I’ve seen plenty of horse meat in the supermarket, so I had unquestioningly accepted this assumption about the frequency of horse meat consumption.  However, when seeing this graph on horse meat consumption, unexplained, in the article link above, there appears to be very little evidence to support any assertion that horse meat is a common behaviour.

_65855175_horsemeat_consumption304Image source: http://www.bbc.co.uk/news/uk-24952823 

Do you see the problem with this graph?

What this graph shows is that people in Belgium on average have approx 1.1kg per year of horse meat.  Given an average portion size of 150-200g, this is about 6-7 portions per year, or once every two months.  Belgians eat approx 30.4kg of meat in total per year, so 1.1kg being horse meat is a small proportion – certainly not making them prolific horse-meat eaters, or even prolific meat-eaters!  When teaching statistics to my students I always teach them that one number on its own is not helpful – generally you need several in order to get a proper picture of whatever activity is being investigated.   Further you need to convert the units into actual real-life units in order to give a even clearer picture.  What 30.4kg breaks down to is 202 days out of 365 days getting a single 150g portion of meat in that day, which is just over half the year.  Obviously there is a slight fallacy here as there will be a number of people not eating meat at all (vegetarians!) who will be bringing down the average for the whole country, and of course these numbers don’t give us the range or standard deviation in order to see if there are some avid meat consumers eating, say 400g per day, but still…
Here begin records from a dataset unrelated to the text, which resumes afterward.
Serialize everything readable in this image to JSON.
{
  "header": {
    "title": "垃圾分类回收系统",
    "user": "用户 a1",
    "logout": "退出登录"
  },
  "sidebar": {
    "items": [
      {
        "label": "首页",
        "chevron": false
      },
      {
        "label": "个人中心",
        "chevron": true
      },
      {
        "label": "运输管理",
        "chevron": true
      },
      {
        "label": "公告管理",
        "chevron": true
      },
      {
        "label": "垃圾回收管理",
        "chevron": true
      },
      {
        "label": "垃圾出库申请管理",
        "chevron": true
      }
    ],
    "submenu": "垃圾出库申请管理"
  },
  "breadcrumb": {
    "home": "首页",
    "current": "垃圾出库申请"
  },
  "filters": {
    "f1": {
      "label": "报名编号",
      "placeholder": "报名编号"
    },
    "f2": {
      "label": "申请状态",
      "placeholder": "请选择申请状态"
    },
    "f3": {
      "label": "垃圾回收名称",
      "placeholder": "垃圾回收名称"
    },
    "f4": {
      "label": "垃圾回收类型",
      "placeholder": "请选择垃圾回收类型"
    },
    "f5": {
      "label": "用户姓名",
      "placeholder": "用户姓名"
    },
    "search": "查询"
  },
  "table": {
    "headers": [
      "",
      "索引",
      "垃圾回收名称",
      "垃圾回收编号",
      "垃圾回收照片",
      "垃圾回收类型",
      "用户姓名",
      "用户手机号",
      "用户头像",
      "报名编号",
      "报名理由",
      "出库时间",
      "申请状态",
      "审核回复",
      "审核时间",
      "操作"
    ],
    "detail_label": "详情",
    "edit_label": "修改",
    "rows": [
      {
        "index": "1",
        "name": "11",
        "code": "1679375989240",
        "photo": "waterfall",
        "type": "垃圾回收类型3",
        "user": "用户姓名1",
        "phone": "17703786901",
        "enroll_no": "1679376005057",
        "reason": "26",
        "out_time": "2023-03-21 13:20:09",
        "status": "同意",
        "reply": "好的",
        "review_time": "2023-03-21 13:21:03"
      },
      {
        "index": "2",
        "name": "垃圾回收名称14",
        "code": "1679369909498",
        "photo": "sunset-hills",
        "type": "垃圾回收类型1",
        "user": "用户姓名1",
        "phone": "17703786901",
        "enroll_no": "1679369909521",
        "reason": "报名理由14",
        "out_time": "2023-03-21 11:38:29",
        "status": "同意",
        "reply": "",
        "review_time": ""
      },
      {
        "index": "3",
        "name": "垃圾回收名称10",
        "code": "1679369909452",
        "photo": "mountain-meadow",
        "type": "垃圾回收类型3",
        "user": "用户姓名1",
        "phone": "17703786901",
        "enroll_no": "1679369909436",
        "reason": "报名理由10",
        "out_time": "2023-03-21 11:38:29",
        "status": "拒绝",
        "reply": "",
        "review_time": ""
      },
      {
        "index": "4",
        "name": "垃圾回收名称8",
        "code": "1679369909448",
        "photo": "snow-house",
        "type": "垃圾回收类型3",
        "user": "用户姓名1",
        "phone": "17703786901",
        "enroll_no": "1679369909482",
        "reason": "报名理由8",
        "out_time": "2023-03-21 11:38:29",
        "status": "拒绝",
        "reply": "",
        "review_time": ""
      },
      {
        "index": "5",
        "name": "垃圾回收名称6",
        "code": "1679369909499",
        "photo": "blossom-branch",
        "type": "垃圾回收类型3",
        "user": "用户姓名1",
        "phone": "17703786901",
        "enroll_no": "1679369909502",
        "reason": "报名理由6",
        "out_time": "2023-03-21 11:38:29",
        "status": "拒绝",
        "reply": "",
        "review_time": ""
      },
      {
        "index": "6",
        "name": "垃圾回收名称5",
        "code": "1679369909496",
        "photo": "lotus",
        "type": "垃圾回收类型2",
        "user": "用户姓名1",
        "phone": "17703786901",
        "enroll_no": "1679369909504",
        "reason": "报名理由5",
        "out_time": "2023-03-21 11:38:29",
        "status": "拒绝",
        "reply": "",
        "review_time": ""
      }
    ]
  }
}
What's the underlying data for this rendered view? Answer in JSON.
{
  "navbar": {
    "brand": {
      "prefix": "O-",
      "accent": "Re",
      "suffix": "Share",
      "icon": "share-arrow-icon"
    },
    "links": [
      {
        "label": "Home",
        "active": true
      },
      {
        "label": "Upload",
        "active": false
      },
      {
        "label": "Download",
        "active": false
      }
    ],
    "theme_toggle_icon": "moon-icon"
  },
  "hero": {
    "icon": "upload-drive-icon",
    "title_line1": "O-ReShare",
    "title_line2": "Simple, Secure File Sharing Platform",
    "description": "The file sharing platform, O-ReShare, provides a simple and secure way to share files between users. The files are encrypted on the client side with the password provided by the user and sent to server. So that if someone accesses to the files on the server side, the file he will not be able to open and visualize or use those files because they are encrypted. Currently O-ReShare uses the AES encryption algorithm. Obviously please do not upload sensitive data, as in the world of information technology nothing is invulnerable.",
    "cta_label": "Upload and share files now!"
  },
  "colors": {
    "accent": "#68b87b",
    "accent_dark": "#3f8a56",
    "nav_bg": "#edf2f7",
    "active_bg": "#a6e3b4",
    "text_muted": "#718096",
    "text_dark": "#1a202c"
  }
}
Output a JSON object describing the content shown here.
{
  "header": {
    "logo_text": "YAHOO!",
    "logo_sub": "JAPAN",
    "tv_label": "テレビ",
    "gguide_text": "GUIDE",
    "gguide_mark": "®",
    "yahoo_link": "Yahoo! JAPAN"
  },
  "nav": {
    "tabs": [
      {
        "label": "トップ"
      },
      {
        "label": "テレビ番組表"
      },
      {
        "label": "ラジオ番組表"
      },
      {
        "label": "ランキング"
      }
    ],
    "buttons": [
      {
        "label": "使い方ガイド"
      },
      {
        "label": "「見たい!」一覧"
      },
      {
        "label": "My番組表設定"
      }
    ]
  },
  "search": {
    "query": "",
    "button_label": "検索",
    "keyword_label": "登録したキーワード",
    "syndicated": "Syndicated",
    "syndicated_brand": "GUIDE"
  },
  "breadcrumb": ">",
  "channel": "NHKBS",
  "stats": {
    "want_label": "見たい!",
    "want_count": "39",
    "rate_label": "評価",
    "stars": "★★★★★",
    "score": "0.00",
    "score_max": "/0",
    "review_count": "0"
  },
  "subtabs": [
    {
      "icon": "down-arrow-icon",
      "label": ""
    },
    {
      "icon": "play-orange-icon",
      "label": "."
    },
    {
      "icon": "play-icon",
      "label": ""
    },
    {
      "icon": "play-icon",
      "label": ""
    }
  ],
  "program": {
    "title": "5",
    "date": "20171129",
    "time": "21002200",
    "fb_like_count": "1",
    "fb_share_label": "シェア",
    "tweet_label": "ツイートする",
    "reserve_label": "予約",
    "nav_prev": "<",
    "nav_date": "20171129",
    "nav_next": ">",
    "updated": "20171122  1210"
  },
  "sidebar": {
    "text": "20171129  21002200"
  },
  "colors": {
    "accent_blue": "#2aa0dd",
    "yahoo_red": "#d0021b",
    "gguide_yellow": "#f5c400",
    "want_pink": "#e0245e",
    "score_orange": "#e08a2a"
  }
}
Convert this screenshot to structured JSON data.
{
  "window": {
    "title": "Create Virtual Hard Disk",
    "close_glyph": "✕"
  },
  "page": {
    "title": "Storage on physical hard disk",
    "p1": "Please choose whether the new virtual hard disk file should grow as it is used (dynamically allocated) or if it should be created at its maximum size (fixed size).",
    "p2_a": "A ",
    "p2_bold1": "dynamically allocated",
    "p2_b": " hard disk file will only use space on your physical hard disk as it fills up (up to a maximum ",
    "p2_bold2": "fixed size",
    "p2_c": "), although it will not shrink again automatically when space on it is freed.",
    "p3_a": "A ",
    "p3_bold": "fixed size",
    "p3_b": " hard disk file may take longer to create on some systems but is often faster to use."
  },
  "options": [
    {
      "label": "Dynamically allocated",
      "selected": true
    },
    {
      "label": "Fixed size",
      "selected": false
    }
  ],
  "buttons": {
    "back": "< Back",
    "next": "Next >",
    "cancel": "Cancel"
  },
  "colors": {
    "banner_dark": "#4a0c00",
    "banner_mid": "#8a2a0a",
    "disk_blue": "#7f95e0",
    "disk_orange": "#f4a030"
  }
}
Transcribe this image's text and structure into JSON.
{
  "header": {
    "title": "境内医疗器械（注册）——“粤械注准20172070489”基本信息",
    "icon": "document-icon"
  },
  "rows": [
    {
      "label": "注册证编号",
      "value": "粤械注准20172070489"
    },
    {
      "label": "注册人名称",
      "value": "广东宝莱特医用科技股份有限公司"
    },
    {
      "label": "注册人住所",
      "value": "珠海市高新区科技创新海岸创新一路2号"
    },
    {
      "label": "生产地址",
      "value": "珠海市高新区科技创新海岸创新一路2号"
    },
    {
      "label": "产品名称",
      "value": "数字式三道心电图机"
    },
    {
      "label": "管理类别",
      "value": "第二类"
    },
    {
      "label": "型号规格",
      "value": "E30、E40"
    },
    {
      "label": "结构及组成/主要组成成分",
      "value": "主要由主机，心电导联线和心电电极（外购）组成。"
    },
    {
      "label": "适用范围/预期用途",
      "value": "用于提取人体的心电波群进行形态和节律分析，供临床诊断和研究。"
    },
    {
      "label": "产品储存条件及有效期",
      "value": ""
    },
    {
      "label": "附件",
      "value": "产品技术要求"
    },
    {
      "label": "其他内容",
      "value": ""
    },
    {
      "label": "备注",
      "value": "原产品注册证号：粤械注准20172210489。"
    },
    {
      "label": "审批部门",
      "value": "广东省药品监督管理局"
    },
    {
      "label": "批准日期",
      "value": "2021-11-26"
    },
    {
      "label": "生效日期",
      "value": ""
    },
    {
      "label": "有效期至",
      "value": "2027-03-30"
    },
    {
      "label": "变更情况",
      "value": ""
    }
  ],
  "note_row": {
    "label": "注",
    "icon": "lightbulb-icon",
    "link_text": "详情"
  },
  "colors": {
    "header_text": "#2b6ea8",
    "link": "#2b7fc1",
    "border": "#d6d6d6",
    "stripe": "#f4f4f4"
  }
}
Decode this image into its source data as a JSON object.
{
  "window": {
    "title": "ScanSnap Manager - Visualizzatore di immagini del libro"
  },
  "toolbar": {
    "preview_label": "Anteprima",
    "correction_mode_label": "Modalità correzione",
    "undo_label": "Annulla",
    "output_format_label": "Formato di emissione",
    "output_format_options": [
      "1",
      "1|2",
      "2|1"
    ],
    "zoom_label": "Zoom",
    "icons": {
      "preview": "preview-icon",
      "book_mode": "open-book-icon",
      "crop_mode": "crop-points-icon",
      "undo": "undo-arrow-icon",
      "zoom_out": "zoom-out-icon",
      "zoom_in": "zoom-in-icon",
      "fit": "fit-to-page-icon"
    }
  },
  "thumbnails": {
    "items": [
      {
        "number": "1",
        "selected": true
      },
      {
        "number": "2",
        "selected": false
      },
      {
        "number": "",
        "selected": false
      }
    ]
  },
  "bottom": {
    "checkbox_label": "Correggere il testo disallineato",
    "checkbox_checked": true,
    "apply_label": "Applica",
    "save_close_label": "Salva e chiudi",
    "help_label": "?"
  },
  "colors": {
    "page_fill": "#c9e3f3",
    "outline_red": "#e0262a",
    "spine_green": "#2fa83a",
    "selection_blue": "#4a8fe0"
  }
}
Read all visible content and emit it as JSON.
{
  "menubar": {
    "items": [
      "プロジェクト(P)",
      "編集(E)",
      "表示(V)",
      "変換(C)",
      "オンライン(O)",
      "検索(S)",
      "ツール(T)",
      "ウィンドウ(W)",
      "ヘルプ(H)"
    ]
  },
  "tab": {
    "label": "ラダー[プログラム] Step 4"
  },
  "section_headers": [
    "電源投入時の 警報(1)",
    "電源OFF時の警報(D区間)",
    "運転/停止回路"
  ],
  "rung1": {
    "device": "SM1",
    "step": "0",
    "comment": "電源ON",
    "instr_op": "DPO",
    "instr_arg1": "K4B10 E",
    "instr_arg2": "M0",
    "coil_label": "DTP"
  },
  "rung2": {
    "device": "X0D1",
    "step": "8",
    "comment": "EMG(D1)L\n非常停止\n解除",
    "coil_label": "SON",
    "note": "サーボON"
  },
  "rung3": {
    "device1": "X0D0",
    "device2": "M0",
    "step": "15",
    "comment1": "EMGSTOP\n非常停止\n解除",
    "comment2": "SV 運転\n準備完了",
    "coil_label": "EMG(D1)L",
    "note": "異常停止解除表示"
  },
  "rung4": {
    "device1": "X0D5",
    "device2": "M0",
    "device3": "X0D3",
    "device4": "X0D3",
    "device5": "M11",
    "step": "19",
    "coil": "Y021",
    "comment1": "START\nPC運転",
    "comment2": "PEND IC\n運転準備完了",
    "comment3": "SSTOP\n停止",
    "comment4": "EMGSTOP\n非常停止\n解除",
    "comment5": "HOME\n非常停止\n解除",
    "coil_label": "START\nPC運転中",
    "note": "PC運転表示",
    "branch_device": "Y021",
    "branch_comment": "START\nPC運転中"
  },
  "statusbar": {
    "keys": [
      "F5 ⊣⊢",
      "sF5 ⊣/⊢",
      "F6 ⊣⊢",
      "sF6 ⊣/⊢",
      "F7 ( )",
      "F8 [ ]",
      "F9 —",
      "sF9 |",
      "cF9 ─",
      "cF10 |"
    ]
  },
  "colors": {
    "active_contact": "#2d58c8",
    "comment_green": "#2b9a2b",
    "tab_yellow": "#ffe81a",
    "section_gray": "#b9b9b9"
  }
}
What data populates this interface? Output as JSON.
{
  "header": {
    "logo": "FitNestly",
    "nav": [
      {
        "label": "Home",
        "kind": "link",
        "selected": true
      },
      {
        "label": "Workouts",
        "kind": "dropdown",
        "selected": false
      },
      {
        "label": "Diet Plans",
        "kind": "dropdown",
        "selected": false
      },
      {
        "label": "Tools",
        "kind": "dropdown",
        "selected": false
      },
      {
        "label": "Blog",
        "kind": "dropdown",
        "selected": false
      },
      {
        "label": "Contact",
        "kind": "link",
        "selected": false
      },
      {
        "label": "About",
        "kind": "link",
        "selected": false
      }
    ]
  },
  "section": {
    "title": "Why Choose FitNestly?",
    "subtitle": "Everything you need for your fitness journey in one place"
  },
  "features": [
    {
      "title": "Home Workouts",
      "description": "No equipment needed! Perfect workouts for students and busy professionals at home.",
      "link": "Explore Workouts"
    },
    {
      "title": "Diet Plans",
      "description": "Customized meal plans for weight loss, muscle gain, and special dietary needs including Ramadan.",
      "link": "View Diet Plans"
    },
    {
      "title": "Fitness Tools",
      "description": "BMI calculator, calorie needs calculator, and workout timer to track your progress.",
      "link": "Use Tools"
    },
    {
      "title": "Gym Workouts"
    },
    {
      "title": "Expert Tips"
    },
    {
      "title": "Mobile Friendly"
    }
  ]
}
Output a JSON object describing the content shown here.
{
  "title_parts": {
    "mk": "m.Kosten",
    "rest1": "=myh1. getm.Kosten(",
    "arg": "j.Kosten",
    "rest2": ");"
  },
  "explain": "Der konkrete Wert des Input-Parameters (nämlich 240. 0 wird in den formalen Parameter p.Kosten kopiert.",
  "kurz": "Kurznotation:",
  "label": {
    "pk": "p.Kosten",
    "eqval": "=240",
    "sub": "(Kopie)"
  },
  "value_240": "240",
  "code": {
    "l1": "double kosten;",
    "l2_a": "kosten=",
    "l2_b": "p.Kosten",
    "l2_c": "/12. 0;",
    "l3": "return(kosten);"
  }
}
I think we need a campaign to teach people better statistics.  I’m not convinced that the people who are arguing for the consumption of horse meat as it is a common behaviour have actually looked at these stats – and if they have, they certainly haven’t been able to translate them into human behaviours.  Either way, I’m still not convinced that eating horse meat is necessarily a good thing – why don’t people focus on the benefits of horse meat over other types instead of going for the “other people do it so we should too” type of argument, which I think I’ve demonstrated is not as strong an argument as they might assume.